In 2010, Freeman won the National Board of Review Award for Best Actor for his performance as Nelson Mandela in the acclaimed film "Invictus." In addition to his Academy Award nomination for Best Actor, he also received a Golden Globe nomination and a Critics' Choice Award nomination. The picture was produced by Revelations Entertainment, the company he co-founded in 1996 with a mission to produce films that reveal truth. Since its inception, Revelations has continued to be a frontrunner in the field of digital technology.

Revelations' other features include the recently completed "The Code," "The Magic of Belle Isle," "Levity," "Under Suspicion," "Mutiny," "Bopha!", "Along Came a Spider," "Feast of Love," "10 Items or Less," "Maiden Heist" and the Peabody Award-winning ESPN 30 For 30 documentary, "The 16th Man."

Through Revelations Entertainment and CBS TV Studios, Freeman is an executive producer alongside Revelations' Lori McCreary and Tracey Mercer, director David Semel, and creator/writer Barbara Hall on the new CBS pilot "Madame Secretary," staring Tea Leoni.

Currently, Freeman hosts the Emmy-nominated series "Through the Wormhole with Morgan Freeman." The show is in its fourth season on Science Channel and is produced in conjunction with Revelations Entertainment.
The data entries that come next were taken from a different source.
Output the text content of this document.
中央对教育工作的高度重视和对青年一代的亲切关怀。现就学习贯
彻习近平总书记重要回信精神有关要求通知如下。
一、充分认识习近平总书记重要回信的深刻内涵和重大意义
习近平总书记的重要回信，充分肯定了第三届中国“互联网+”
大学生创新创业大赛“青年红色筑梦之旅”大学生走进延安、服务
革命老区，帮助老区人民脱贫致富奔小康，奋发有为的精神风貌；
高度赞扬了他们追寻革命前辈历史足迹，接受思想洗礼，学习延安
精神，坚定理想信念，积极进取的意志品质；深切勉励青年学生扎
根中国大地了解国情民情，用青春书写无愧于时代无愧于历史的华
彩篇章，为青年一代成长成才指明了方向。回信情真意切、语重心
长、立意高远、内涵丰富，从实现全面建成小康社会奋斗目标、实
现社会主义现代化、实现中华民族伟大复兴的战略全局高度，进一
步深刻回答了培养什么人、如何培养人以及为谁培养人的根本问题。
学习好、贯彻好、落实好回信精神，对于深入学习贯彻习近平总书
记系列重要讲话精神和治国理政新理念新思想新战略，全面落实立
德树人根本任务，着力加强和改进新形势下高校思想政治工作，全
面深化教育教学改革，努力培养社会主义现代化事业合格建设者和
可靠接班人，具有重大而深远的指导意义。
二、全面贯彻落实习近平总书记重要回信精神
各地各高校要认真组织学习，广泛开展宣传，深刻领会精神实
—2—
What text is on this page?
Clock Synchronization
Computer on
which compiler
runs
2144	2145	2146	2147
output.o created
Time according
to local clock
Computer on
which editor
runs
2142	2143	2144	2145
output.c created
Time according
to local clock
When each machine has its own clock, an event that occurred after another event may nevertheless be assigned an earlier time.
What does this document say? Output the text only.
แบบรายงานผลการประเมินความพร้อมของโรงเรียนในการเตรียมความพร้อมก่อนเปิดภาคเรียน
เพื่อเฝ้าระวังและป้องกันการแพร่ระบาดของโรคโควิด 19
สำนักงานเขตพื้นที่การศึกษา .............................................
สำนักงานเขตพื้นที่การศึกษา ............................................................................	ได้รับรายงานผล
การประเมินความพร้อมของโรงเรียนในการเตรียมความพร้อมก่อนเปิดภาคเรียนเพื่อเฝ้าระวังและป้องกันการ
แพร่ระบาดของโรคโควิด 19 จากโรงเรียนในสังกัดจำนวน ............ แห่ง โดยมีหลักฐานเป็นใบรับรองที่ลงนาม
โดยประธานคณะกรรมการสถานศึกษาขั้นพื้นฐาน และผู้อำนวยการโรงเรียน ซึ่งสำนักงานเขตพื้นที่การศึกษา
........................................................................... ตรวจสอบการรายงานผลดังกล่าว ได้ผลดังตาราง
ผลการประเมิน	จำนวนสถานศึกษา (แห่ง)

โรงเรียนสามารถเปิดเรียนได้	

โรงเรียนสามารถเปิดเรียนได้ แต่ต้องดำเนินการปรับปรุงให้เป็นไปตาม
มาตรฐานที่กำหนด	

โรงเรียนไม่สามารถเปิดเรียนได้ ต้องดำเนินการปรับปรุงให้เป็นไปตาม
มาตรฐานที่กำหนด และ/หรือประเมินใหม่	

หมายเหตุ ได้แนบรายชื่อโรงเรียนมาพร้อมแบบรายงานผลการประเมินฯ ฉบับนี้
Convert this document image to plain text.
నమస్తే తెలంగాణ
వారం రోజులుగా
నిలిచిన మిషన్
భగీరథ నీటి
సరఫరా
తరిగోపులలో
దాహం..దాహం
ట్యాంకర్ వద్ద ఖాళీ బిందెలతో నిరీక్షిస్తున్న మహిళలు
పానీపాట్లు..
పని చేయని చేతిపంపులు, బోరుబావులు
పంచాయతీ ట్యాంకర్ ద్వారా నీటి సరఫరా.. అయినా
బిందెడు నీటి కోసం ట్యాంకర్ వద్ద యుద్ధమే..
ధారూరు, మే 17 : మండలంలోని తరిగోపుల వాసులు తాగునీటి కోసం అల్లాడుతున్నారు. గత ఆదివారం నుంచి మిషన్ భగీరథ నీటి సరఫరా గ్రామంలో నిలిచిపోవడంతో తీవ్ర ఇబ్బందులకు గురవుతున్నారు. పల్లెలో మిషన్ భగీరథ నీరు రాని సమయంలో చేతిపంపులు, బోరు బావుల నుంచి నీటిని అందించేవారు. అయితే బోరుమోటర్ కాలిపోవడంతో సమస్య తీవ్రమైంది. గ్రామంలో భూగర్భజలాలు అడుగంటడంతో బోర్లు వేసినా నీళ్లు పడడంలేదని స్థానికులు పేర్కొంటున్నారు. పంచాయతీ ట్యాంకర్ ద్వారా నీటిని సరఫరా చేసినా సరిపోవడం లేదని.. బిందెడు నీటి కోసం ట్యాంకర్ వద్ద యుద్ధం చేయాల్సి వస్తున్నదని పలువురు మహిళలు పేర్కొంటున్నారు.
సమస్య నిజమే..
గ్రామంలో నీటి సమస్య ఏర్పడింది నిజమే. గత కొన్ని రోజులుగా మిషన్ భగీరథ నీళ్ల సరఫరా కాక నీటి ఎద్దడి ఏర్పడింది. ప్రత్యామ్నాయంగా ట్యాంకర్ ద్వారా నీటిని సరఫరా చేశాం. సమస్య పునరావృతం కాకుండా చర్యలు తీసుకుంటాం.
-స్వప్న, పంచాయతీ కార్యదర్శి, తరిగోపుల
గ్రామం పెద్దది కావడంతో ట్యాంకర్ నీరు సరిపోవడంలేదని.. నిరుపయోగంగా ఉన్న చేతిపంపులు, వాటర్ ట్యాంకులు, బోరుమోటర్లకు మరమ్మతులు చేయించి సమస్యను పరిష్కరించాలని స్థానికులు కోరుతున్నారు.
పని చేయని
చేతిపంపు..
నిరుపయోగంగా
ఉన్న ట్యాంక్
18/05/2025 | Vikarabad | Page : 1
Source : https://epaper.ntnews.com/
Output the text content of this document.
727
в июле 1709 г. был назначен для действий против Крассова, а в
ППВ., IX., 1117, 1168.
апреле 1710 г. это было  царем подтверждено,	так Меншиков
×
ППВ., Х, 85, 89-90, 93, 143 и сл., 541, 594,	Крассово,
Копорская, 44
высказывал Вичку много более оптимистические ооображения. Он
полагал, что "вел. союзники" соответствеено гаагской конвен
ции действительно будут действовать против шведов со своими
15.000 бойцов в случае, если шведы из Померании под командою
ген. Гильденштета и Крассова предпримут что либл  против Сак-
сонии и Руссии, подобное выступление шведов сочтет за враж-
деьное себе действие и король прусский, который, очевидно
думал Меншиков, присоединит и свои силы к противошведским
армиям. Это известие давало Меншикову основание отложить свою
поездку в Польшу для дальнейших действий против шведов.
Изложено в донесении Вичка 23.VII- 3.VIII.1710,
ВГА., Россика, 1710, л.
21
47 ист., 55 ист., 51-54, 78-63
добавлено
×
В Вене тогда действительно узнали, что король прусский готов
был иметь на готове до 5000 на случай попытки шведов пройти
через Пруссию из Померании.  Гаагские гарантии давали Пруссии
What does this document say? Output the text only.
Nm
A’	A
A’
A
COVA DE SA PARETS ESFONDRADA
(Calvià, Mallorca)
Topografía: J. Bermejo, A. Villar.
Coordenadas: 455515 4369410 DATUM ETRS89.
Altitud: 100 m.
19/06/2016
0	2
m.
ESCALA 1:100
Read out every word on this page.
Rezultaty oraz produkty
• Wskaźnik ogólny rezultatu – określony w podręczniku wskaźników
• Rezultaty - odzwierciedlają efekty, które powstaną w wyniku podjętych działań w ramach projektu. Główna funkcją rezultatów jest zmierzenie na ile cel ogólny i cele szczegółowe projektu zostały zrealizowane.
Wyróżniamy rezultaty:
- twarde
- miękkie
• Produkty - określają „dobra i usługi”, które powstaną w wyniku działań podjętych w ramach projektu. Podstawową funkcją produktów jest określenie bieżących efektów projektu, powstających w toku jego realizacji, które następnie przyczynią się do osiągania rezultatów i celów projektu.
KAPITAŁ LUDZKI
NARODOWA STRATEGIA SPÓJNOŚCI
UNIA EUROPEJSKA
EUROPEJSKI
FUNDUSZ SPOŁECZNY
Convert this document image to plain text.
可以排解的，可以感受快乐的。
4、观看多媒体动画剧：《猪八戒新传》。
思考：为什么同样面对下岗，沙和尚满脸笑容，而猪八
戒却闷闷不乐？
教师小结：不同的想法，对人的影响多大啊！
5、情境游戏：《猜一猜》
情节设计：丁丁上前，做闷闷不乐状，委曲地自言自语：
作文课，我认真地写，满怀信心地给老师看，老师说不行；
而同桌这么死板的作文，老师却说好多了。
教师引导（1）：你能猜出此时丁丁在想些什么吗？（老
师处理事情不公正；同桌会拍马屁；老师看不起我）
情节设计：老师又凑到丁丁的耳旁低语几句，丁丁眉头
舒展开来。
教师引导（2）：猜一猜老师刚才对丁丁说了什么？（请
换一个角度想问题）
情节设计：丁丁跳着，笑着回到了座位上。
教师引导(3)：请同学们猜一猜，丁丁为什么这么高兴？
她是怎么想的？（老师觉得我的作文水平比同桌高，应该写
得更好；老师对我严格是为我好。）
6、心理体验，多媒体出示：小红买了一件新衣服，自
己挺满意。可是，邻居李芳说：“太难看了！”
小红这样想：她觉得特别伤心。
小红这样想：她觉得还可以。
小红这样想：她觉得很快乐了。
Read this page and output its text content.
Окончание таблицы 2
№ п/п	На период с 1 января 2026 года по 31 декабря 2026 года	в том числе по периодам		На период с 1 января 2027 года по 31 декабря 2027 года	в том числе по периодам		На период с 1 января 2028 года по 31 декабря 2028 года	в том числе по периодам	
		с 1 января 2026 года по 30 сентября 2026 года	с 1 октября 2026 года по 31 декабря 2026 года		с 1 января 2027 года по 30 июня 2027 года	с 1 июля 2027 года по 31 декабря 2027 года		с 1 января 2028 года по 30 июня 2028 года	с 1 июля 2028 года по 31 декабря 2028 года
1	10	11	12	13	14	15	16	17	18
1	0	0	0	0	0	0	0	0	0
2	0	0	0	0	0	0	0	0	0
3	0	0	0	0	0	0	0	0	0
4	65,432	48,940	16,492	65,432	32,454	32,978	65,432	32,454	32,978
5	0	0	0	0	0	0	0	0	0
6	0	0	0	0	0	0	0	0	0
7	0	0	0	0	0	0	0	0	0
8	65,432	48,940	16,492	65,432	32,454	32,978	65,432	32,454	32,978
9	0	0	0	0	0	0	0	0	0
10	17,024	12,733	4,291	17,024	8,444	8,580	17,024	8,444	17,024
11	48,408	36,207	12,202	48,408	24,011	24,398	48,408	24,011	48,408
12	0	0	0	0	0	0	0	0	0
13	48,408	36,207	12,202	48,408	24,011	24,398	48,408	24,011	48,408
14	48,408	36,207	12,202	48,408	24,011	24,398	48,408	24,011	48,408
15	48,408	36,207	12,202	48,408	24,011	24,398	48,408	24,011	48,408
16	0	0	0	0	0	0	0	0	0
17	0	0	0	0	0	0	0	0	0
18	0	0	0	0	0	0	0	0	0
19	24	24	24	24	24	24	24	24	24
Freeman not only hosts the hit show, but is an executive producer as well.

Freeman will be seen in the upcoming films "Life Itself," "The Last Knights," "Transcendence," "Lucy," Eagle Films and Revelations' "Ruth and Alex," and "Dolphin Tale 2."

Most recently, Freeman starred in "The LEGO Movie," "Last Vegas," "Now You See Me," "Oblivion," "Olympus Has Fallen" and "The Dark Knight Rises."

Freeman recently narrated The Science Channel program "Stem Cell Universe." He will be narrating the upcoming history documentary "We The People."

Freeman's past credits include "Dolphin Tale," "The Dark Knight," "The Bucket List," "Glory," "Clean and Sober," "Lean on Me," "Robin Hood: Prince of Thieves," "Unforgiven," "Se7en," "Kiss the Girls," "Amistad," "Deep Impact," "The Sum of All Fears," "Bruce Almighty," "Nurse Betty," "Coriolanus," "Attica," "Brubaker," "Eyewitness," "Death of a Prophet," and "Along Came a Spider." He also narrated two Academy Award-winning documentaries, "The Long Way Home" and "The March of The Penguins" as well as "Born To Be Wild 3D."

After beginning his acting career on the off-Broadway stage productions of "The Niggerlovers" and the all African-American production of "Hello Dolly," Freeman segued into television. Many people grew up watching him on the long-running Children's Television Workshop classic "The Electric Company," where he played the iconic Easy Reader among several recurring characters. Looking for his next challenge, he set his sights on both Broadway and the silver screen simultaneously and quickly began to fill his resume with memorable performances.

In 1978, Freeman won a Drama Desk Award for his role as Zeke in "The Mighty Gents." He also received a Tony Nomination for Best Performance by a Featured Actor.

His stage work continued to earn him accolades and awards, including Obie Awards in 1980, 1984 and 1987 and a second Drama Desk Nomination in 1987 for the role of Hoke Colburn, which he created for the Alfred Uhry play "Driving Miss Daisy" and reprised in the 1989 movie of the same name.

In 1973, he co-founded the Frank Silvera Writers' Workshop, now in its 37th season. The workshop seeks to serve successful playwrights of the new millennium. He is a member of the Board of Directors of Earth Biofuels, a company whose mission is to promote the use of clean-burning fuels. He also supports Artists for a New South Africa and the Campaign for Female Education.